Document Understanding - November Updates

Greetings, our dear Community!

This month, the UiPath.IntelligentOCR.Activities package has gotten some small, but pretty impactful changes, especially under the hood.

Here’s a summary of what we’ve been working on:

:bug: Eradicated Some Bugs :bug:

We’ve fixed 15+ small issues related to Validation Station design, serializable Document Understanding objects for Long Running Workflows (persistence projects), and some attended activities intermittent errors (you know, the annoying not-always-reproducible ones :ghost: :fog: ).

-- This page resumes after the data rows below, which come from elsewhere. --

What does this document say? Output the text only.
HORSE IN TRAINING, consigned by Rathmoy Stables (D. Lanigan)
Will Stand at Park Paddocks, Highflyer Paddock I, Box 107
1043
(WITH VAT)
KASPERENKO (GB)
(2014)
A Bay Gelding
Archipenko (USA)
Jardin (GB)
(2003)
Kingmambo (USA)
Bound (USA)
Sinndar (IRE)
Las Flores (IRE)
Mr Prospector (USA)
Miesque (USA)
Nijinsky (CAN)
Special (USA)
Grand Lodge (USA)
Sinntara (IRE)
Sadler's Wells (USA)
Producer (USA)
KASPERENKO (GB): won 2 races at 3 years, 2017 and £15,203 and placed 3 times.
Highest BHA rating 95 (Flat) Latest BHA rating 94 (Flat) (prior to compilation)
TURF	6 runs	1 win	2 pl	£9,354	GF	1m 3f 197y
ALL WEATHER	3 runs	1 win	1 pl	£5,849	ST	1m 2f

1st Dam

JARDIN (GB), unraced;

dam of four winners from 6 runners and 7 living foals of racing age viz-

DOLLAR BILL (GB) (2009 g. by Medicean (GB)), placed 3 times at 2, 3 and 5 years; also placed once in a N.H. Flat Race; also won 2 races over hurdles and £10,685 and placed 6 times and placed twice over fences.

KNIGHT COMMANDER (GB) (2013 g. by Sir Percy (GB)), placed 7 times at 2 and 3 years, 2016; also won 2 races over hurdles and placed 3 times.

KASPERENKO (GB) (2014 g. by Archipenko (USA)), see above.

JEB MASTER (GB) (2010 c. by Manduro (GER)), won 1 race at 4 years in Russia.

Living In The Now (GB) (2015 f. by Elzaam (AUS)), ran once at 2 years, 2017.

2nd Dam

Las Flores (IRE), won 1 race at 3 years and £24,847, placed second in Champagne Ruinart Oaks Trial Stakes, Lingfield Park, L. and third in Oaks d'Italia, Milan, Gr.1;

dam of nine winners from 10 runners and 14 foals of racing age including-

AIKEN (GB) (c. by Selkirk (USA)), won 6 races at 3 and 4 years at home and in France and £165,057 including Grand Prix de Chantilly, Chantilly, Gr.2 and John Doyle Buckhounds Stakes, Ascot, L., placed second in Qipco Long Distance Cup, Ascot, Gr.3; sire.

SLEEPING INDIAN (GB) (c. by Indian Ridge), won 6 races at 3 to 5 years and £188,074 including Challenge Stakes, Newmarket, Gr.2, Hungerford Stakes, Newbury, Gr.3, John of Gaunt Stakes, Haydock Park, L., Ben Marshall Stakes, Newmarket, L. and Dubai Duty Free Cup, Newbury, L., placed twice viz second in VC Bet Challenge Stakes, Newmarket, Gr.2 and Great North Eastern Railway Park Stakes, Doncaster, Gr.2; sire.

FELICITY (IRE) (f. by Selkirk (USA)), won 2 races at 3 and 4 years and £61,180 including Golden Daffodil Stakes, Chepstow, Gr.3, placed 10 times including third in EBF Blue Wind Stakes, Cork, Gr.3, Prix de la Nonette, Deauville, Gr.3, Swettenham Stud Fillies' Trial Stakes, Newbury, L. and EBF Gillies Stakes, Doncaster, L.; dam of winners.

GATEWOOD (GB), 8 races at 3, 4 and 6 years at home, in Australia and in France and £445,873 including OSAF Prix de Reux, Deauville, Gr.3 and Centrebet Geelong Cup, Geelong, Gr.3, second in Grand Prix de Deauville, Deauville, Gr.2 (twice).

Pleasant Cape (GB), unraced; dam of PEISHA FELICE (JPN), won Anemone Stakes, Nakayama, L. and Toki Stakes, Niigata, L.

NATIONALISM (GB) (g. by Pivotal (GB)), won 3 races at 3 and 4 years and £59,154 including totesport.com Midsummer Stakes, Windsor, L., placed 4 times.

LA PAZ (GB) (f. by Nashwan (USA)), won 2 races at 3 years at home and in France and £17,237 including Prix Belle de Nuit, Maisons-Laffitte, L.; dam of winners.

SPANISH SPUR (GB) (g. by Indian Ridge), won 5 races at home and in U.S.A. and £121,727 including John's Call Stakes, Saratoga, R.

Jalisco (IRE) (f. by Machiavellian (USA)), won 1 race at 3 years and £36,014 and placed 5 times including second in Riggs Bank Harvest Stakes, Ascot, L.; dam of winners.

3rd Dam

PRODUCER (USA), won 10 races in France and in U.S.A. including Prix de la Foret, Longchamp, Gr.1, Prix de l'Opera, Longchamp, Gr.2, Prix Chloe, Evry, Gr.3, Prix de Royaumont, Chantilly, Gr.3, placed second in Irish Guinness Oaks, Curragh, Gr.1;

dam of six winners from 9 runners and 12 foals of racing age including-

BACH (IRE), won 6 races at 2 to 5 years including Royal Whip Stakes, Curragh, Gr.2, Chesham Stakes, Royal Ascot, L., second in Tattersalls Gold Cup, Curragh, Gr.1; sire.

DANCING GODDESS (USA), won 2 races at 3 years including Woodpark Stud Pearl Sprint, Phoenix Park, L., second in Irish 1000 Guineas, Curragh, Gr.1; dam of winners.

:abc: Improved Speed of Use of Validation Station :abcd:

We’ve added a usability and speed of use improvement to Validation Station: starting with this version, you will have a small icon in the Document side, that allows you to specify how the Area Selection tool functions:

  • always select the area
  • always select the tokens (aka words)
  • ask you every time (as it did until now).

The default setting will be “always select the tokens”, as this is the most common usage of document selections during data extraction validation.

Here is how this option looks like, and where to find it:
image

:one: Exposed OCR Confidence in Extraction Results Export :two: :100:

We’ve added a new awesome advanced option in the Export Extraction Results activity, called Include OCR Confidence. Yes, you guessed it right, it’s…


right here!

If you use it, for each field or column in a table, you will get one extra value, after the Confidence (aka Extraction Confidence), and you will be able to see and act upon the OCR confidence of a given reported value without needing to iterate through the ExtractionResults object anymore.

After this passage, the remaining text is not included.